"Built to Last" IA Deliverables, Part I: Model Selection
Summary: How do we use models to make IA deliverables that are "built to last"? Daniel O'Neil covers two major concepts: audience and context selection.
The most important goal of any deliverable is to convey understanding. In many contexts, good models can do a lot of this work. The challenge is not creating models; we live in a world with models aplenty. Yet they are so often not used well, or don’t have the impact we desired.
At TUG we think that good model selection has two major components:
1) A model must be appropriate to the audience.
2) A model must be conceptually concise.
Matching the Model to Your Audience’s Context
Model selection depends on getting to the core questions that any given stakeholder is going to ask throughout the life of a project.
We find that executive stakeholders, for example, are interested in meaning or value. Most requirements analysts and software developers, in contrast, are very interested in the temporal or sequential aspects of a system, whereas data and system architects will be most interested in the relational organization of a system. User Experience team members will be concerned with all three but do tend to lean toward positional designs like wireframes or screen design specs.
In our experience, these stakeholder needs for information fall into four major contexts:
Temporal/sequential
Semantic (meaning/value)
Relational
Positional
Figuring out which context is important, and whom it serves, is critical to getting acceptance of a deliverable.
Model Concision
Models tend to break down to a single context from the four described above. For example, Unified Modeling Language (or UML, an industry standard for software requirements) firmly relies on single-context diagrams for almost all models.
UML Sequence Diagram
Most traditional IA diagrams, most notably sitemaps (relational) or wireframes (positional), are also single-context.
Stanford University Site Map
Why are models so often single-context? Well, we think they have emerged as standards because they’re ones that actually work. With very rare exceptions, any model can succeed in explaining *one* context well, and possibly two, but will almost certainly fail to do all three at the same time.
Tying It All Together
Consider, for example, two different “deliverables”: The first is the evolution of the map structure for the Tokyo Subway, the other from the 1955 Proposal for the Eisenhower Highway System.
Two things are noteworthy about the Japanese model. First, it is a exploration of relational data, but not positional data (i.e., the geographic locations of each station).
Relational Model of Tokyo Subway
The map is a dramatic simplification of the original subway map that tries to include both wayfinding and location in space.
Positional Model of the Tokyo Subway
The success of the first map shows that subway goers, as an audience, are more concerned about which station they want to reach, not its location in space.
In contrast, the Eisenhower highway system model contains largely positional data; that is, a description of WHERE the highways proposed are going to be in the continental United States. Given the important broad consensus needed to develop this system, having all the stakeholders be able to grasp the model in terms of the geographic regions involved was critical for its understanding.
Positional Model, Interstate Highway System
Note that both maps include a hint of additional information in another context. For the Japanese subway map, it is positional through the location of the Imperial Palace, a key landmark in Tokyo.
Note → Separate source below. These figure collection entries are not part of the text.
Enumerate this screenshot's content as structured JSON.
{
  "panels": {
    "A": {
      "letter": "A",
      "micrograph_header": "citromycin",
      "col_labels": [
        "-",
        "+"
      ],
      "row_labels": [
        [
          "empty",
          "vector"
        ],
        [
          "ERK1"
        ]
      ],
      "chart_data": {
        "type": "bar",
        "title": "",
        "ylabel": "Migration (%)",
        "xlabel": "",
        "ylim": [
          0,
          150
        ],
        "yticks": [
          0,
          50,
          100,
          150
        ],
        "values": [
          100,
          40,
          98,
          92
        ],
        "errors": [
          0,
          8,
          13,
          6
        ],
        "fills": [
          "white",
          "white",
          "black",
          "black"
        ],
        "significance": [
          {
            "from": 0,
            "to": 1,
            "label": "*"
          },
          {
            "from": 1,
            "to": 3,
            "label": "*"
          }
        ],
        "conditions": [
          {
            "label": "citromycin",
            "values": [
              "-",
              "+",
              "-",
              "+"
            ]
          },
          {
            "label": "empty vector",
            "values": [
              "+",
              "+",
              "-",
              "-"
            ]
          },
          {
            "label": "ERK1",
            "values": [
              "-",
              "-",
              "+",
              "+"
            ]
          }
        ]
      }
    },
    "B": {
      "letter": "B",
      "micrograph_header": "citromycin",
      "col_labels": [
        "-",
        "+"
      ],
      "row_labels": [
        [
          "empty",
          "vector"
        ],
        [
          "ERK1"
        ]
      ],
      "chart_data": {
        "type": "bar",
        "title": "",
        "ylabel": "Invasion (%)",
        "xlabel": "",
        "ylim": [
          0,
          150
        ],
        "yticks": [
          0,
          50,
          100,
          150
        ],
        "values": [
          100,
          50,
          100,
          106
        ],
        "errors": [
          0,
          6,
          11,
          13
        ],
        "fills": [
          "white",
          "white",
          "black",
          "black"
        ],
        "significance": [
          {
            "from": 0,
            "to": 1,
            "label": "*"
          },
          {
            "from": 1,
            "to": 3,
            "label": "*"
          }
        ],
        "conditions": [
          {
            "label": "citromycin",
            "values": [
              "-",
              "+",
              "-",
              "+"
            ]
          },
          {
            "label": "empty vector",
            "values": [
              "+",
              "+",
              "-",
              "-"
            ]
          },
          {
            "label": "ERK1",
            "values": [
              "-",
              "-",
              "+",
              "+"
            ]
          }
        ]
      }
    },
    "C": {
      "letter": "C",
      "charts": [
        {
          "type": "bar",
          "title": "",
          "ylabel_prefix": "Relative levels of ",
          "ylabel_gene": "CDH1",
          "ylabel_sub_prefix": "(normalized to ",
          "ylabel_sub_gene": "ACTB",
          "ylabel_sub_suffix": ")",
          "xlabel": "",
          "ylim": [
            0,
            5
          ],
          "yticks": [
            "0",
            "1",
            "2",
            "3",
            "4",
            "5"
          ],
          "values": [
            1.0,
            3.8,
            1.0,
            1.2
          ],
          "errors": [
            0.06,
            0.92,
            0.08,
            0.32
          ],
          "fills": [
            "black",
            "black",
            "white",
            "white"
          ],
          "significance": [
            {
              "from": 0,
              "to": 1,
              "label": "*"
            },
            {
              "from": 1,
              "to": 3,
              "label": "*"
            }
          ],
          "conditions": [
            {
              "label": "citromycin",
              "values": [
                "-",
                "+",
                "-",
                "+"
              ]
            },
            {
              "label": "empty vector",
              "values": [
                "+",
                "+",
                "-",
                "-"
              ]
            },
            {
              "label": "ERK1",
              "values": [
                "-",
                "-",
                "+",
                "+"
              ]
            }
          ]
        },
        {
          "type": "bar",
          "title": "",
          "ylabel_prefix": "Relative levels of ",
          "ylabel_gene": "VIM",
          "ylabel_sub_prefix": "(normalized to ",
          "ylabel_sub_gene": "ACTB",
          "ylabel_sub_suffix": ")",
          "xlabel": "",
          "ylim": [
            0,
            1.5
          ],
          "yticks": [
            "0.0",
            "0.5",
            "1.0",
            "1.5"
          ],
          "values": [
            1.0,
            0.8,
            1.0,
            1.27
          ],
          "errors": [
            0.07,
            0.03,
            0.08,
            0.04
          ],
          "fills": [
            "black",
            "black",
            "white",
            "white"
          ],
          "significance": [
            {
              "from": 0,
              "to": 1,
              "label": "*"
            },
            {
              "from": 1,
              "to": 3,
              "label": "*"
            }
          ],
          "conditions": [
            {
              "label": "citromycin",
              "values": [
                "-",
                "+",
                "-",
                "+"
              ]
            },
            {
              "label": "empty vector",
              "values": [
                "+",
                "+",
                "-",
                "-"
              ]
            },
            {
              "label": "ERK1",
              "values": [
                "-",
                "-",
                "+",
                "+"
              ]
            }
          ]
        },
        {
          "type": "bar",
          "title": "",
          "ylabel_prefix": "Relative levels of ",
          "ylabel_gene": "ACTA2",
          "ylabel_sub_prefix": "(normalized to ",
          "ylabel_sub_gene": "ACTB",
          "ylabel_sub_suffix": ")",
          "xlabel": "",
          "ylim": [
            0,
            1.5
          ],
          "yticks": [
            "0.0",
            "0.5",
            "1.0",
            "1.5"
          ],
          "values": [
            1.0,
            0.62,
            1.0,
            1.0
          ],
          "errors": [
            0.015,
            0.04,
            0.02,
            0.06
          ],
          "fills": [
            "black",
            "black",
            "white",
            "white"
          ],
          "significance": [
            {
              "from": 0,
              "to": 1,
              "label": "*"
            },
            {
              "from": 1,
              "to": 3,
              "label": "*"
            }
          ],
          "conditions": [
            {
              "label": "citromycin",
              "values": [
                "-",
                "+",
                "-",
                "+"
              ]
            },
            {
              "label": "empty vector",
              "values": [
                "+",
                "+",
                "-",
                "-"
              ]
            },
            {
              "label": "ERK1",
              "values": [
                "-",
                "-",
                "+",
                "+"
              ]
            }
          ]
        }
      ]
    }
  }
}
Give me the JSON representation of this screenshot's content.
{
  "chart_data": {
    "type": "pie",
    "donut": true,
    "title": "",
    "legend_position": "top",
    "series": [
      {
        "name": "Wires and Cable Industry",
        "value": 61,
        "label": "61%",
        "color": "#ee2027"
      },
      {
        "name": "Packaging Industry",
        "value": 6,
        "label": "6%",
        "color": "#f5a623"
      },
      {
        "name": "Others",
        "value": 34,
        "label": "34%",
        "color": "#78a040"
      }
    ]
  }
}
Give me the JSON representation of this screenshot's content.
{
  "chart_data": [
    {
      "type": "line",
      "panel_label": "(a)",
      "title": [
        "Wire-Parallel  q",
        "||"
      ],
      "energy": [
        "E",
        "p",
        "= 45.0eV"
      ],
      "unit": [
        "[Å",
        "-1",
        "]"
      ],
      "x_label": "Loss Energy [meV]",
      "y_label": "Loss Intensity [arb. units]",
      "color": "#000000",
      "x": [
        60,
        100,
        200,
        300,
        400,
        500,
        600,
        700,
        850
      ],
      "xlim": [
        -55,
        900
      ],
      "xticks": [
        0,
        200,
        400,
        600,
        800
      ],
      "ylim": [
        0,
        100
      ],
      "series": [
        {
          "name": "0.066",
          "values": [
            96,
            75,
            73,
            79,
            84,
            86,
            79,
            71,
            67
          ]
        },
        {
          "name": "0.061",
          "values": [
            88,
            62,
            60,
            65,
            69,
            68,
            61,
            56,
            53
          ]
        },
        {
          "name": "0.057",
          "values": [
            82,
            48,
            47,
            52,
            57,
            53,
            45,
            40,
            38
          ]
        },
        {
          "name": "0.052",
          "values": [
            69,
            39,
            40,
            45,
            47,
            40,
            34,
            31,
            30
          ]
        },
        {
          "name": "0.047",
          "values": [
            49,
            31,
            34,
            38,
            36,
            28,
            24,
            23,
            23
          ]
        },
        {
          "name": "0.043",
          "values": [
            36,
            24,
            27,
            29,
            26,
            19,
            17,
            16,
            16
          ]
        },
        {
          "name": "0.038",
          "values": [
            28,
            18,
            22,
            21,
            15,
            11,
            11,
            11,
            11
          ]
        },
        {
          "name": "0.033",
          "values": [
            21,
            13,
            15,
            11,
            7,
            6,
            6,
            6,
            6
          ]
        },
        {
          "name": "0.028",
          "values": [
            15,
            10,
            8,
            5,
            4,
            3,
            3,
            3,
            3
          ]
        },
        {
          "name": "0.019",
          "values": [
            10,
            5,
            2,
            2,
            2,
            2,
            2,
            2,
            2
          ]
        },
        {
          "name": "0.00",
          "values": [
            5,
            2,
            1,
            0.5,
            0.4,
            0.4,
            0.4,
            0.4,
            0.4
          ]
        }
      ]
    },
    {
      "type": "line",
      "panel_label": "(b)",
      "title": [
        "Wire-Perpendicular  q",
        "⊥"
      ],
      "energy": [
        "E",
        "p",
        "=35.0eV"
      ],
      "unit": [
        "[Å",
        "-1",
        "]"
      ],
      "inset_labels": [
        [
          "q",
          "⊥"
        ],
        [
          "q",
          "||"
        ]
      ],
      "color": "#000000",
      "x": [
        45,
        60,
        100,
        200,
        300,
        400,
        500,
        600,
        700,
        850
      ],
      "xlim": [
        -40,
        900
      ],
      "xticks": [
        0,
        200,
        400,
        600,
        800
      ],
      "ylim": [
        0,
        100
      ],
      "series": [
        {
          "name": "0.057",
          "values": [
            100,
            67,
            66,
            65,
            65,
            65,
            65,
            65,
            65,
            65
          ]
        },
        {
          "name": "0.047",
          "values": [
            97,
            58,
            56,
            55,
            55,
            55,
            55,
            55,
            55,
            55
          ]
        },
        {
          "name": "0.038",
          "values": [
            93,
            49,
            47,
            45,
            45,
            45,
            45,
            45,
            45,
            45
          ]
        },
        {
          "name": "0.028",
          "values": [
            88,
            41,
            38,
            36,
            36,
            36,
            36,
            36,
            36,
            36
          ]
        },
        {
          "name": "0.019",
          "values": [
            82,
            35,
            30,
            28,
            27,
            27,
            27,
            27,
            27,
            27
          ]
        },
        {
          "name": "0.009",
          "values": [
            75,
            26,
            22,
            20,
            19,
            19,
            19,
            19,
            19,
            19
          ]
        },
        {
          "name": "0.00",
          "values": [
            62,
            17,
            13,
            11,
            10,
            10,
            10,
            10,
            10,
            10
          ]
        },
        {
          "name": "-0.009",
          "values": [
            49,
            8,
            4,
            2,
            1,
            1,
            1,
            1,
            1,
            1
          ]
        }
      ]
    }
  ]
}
For the highway system, it is semantic information in the title of the map—“National System of Interstate and Defense Highways”—and in the metropolitan areas circled as “served”. The “defense” title is critically important for understanding why the highways terminate in unpopulated locales like Northern Maine, whereas the circles give core stakeholders a nod that their cities will be considered when the highway is built.
These are not casual decisions; in both of these examples, the architect had a very strong idea about what the image was going to serve, and an awareness of the limits of any design. Mapping stakeholder needs to important contexts for any given model will give them durability and support, as well as making them easier to defend and explain.
So think about your contexts, and your audience! In future blog posts we’ll talk about how the discovery process can be used to imbue final deliverables with more support and understanding, and how to link diverse contexts into single, larger meta-models.